Once safely on the Interstate, she called 9-1-1 from her cellular telephone…
[…]
In the days that followed they were interviewed by the local and state police, as well as by several shadowy Government people who asked a lot of questions but never said too much. They were advised not to speak about what they’d seen that day and save for talking about it with each other, they didn’t mention any of it to family members or close friends.

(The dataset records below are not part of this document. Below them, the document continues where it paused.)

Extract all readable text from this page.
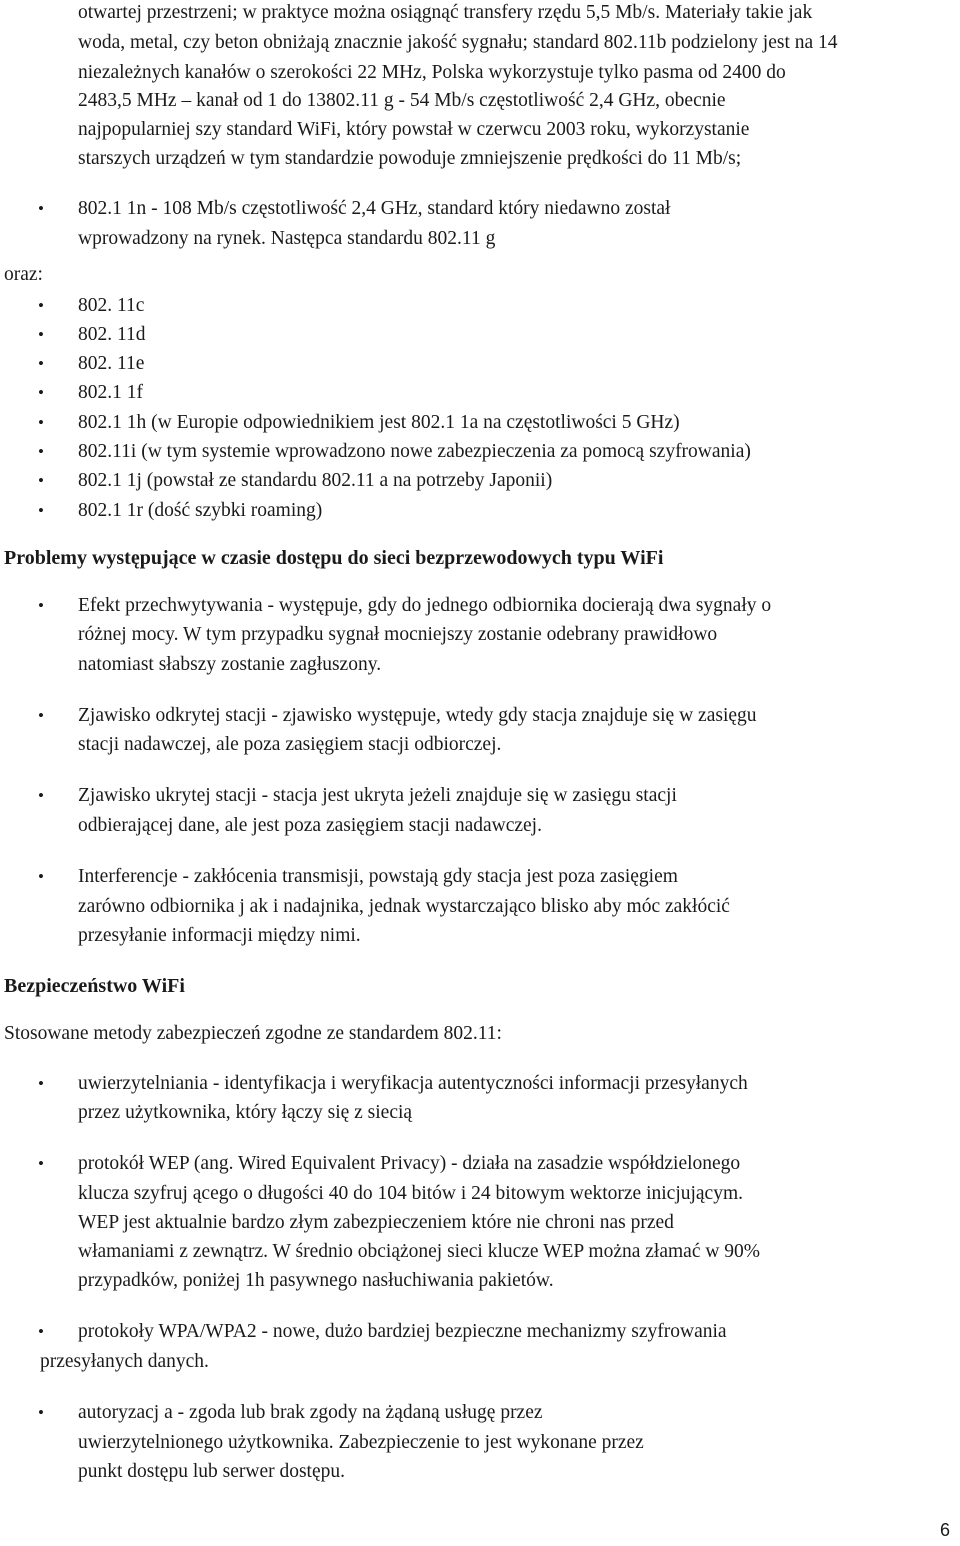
otwartej przestrzeni; w praktyce można osiągnąć transfery rzędu 5,5 Mb/s. Materiały takie jak
woda, metal, czy beton obniżają znacznie jakość sygnału; standard 802.11b podzielony jest na 14
niezależnych kanałów o szerokości 22 MHz, Polska wykorzystuje tylko pasma od 2400 do
2483,5 MHz – kanał od 1 do 13802.11 g - 54 Mb/s częstotliwość 2,4 GHz, obecnie
najpopularniej szy standard WiFi, który powstał w czerwcu 2003 roku, wykorzystanie
starszych urządzeń w tym standardzie powoduje zmniejszenie prędkości do 11 Mb/s;
• 802.1 1n - 108 Mb/s częstotliwość 2,4 GHz, standard który niedawno został
wprowadzony na rynek. Następca standardu 802.11 g
oraz:
• 802. 11c
• 802. 11d
• 802. 11e
• 802.1 1f
• 802.1 1h (w Europie odpowiednikiem jest 802.1 1a na częstotliwości 5 GHz)
• 802.11i (w tym systemie wprowadzono nowe zabezpieczenia za pomocą szyfrowania)
• 802.1 1j (powstał ze standardu 802.11 a na potrzeby Japonii)
• 802.1 1r (dość szybki roaming)
Problemy występujące w czasie dostępu do sieci bezprzewodowych typu WiFi
• Efekt przechwytywania - występuje, gdy do jednego odbiornika docierają dwa sygnały o
różnej mocy. W tym przypadku sygnał mocniejszy zostanie odebrany prawidłowo
natomiast słabszy zostanie zagłuszony.
• Zjawisko odkrytej stacji - zjawisko występuje, wtedy gdy stacja znajduje się w zasięgu
stacji nadawczej, ale poza zasięgiem stacji odbiorczej.
• Zjawisko ukrytej stacji - stacja jest ukryta jeżeli znajduje się w zasięgu stacji
odbierającej dane, ale jest poza zasięgiem stacji nadawczej.
• Interferencje - zakłócenia transmisji, powstają gdy stacja jest poza zasięgiem
zarówno odbiornika j ak i nadajnika, jednak wystarczająco blisko aby móc zakłócić
przesyłanie informacji między nimi.
Bezpieczeństwo WiFi
Stosowane metody zabezpieczeń zgodne ze standardem 802.11:
• uwierzytelniania - identyfikacja i weryfikacja autentyczności informacji przesyłanych
przez użytkownika, który łączy się z siecią
• protokół WEP (ang. Wired Equivalent Privacy) - działa na zasadzie współdzielonego
klucza szyfruj ącego o długości 40 do 104 bitów i 24 bitowym wektorze inicjującym.
WEP jest aktualnie bardzo złym zabezpieczeniem które nie chroni nas przed
włamaniami z zewnątrz. W średnio obciążonej sieci klucze WEP można złamać w 90%
przypadków, poniżej 1h pasywnego nasłuchiwania pakietów.
• protokoły WPA/WPA2 - nowe, dużo bardziej bezpieczne mechanizmy szyfrowania
przesyłanych danych.
• autoryzacj a - zgoda lub brak zgody na żądaną usługę przez
uwierzytelnionego użytkownika. Zabezpieczenie to jest wykonane przez
punkt dostępu lub serwer dostępu.
6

Several days later, as they sat at the table eating their dinner, he turned-on the television. Wheel of Fortune would be on soon. He didn’t care much about what they watched, because -again- he was happy, elated by the simple fact that they were watching it together -and that was doubly-so in the wake of certain events they’d witnessed recently, events which the shadowy Government people and the police had advised them not to talk to anybody about. The evening news was wrapping-up, and the Anchorwoman, a chubby-but-still-kind-of-pretty Latina gave a brief report of so-called Africanized honeybees swarming in nearby counties. They both dropped their forks at the exact same time. She was still chewing. He’d been in the middle of swallowing a mouthful of chicken and the sudden reminder of the bees crawling up from deep within the Deputy’s throat made him gag hard.
As he took his love’s hand, “Government scientists,” the Latina Anchorwoman said, “are working to contain the swarms.”